Slurm GPU Resources (Kebnekaise)

Slurm GPU Resources (Kebnekaise)

NOTE: your project need to have time on the GPU nodes to use them, as they are considered a separate resource now. To use them you use the SLURM command mentioned below. For K80s and V100s there is no specific partition you need to give, but there is for the A100s - see below.

We have three types of GPU cards available on Kebnekaise, NVIDIA Tesla K80 (Kepler), NVIDIA Tesla V100 (Volta), and NVIDIA A100 (Ampere).

To request GPU resources one has to include a GRES in the submit file. The general format is:

#SBATCH --gres=gpu:<type-of-card>:x

where <type-of-card> is either k80, v100, or a100 and x = 1, 2, or 4 (4 only for the K80 type).

The K80 enabled nodes contain either two or four K80 cards, each K80 card contains two gpu engines.

The V100 enabled nodes contain two V100 cards each.

The A100 enabled nodes contain two A100 cards each.

On the dual card nodes one can request either a single card (x = 1) or both (x = 2).
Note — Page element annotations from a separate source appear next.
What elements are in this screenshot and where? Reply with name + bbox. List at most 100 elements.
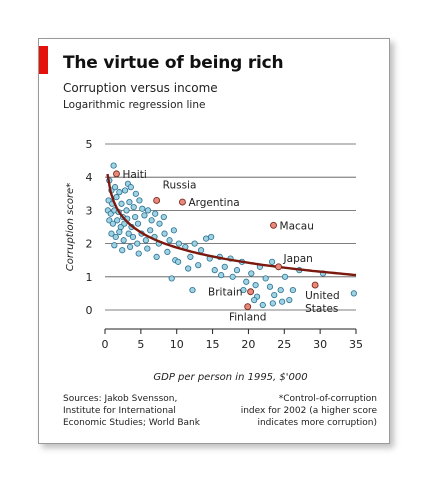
- data-point: [116, 228, 123, 236]
- data-point: [120, 237, 127, 244]
- chart-subtitle: Corruption versus income: [63, 81, 218, 95]
- x-tick-label: 15: [206, 338, 220, 351]
- data-point: [156, 220, 163, 227]
- data-point: [160, 213, 167, 221]
- highlighted-point: [113, 170, 120, 178]
- point-label: Haiti: [122, 169, 146, 181]
- data-point: [197, 247, 205, 254]
- data-point: [268, 258, 276, 265]
- data-point: [279, 298, 286, 305]
- data-point: [185, 265, 192, 272]
- data-point: [175, 258, 182, 265]
- data-point: [191, 240, 198, 247]
- data-point: [129, 233, 137, 241]
- highlighted-point: [179, 198, 186, 206]
- source-line: Sources: Jakob Svensson,: [63, 394, 178, 404]
- point-label: Finland: [229, 312, 267, 324]
- highlighted-point: [153, 196, 161, 204]
- data-point: [161, 230, 168, 237]
- data-point: [126, 199, 133, 206]
- data-point: [203, 235, 210, 242]
- y-axis-title: Corruption score*: [65, 183, 76, 271]
- data-point: [113, 194, 120, 201]
- data-point: [289, 286, 296, 294]
- source-line: Institute for International: [63, 406, 176, 416]
- data-point: [221, 263, 228, 270]
- data-point: [168, 275, 175, 282]
- point-label: Macau: [280, 220, 314, 232]
- data-point: [134, 240, 141, 247]
- data-point: [108, 230, 115, 237]
- y-tick-label: 3: [86, 204, 93, 217]
- y-tick-label: 1: [86, 271, 93, 284]
- data-point: [248, 270, 255, 277]
- data-point: [218, 272, 225, 279]
- data-point: [116, 189, 123, 196]
- data-point: [148, 217, 155, 224]
- data-point: [271, 291, 278, 299]
- data-point: [134, 220, 142, 227]
- y-tick-label: 4: [86, 171, 93, 184]
- data-point: [118, 200, 125, 207]
- data-point: [110, 162, 117, 169]
- data-point: [252, 282, 259, 289]
- y-tick-label: 5: [86, 138, 93, 151]
- data-point: [195, 262, 202, 269]
- source-line: Economic Studies; World Bank: [63, 418, 200, 428]
- highlighted-point: [244, 303, 252, 311]
- brand-tab: [39, 46, 48, 74]
- x-tick-label: 10: [170, 338, 184, 351]
- data-point: [135, 250, 142, 257]
- data-point: [266, 283, 274, 290]
- data-point: [111, 184, 119, 191]
- y-tick-label: 0: [86, 304, 93, 317]
- data-point: [114, 217, 121, 224]
- point-label: States: [305, 303, 338, 315]
- data-point: [262, 275, 269, 282]
- data-point: [121, 220, 128, 227]
- data-point: [281, 273, 289, 280]
- data-point: [240, 286, 247, 294]
- data-point: [277, 286, 284, 294]
- x-tick-label: 5: [137, 338, 144, 351]
- data-point: [350, 290, 357, 297]
- point-label: Britain: [208, 287, 243, 299]
- data-point: [259, 301, 266, 309]
- data-point: [208, 233, 215, 241]
- data-point: [269, 300, 276, 307]
- point-label: Argentina: [188, 197, 239, 209]
- highlighted-point: [311, 281, 319, 289]
- footnote: *Control-of-corruption index for 2002 (a…: [241, 393, 377, 429]
- data-point: [139, 205, 146, 212]
- highlighted-point: [275, 263, 282, 271]
- chart-title: The virtue of being rich: [63, 53, 284, 73]
- data-point: [211, 267, 218, 274]
- data-point: [127, 184, 134, 191]
- data-point: [144, 207, 152, 214]
- data-point: [121, 187, 129, 194]
- data-point: [123, 207, 130, 214]
- data-point: [132, 190, 139, 197]
- data-point: [142, 237, 149, 244]
- point-label: United: [305, 290, 340, 302]
- data-point: [189, 286, 196, 294]
- point-label: Japan: [283, 253, 313, 265]
- data-point: [132, 213, 139, 221]
- chart-card: The virtue of being rich Corruption vers…: [38, 38, 390, 444]
- x-tick-label: 20: [241, 338, 255, 351]
- data-point: [111, 242, 118, 249]
- data-point: [136, 197, 143, 204]
- x-tick-label: 35: [349, 338, 363, 351]
- highlighted-point: [247, 288, 255, 296]
- y-tick-label: 2: [86, 238, 93, 251]
- data-point: [175, 240, 182, 247]
- x-tick-label: 30: [313, 338, 327, 351]
- chart-note: Logarithmic regression line: [63, 99, 206, 111]
- footnote-line: indicates more corruption): [257, 418, 377, 428]
- data-point: [119, 247, 126, 254]
- data-point: [144, 245, 151, 252]
- x-tick-label: 25: [277, 338, 291, 351]
- data-point: [109, 220, 116, 227]
- data-point: [152, 210, 159, 217]
- data-point: [127, 243, 134, 251]
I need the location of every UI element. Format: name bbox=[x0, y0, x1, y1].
For each requested card, a whole CPU socket (14 cores for K80 and V100, 24 cores for A100) is also dedicated on the same node. Each card is connected to the PCI-express bus of the corresponding CPU socket.

When requesting two or four K80 cards, one must also use "--exclusive" (this does not apply when requesting V100 cards).

One can activate Nvidia Multi Process Service (MPS), if so required, by using:

#SBATCH --gres=gpu:k80:x,nvidiamps

If the code that is going to run on the allocated resources expects the gpus to be in exclusive mode (default is shared), this can be selected with "gpuexcl", like this:

#SBATCH --gres=gpu:v100:x,gpuexcl

NOTE: for the A100s, you also need to add the partition:

#SBATCH -p amd_gpu
Updated: 2023-09-29, 14:50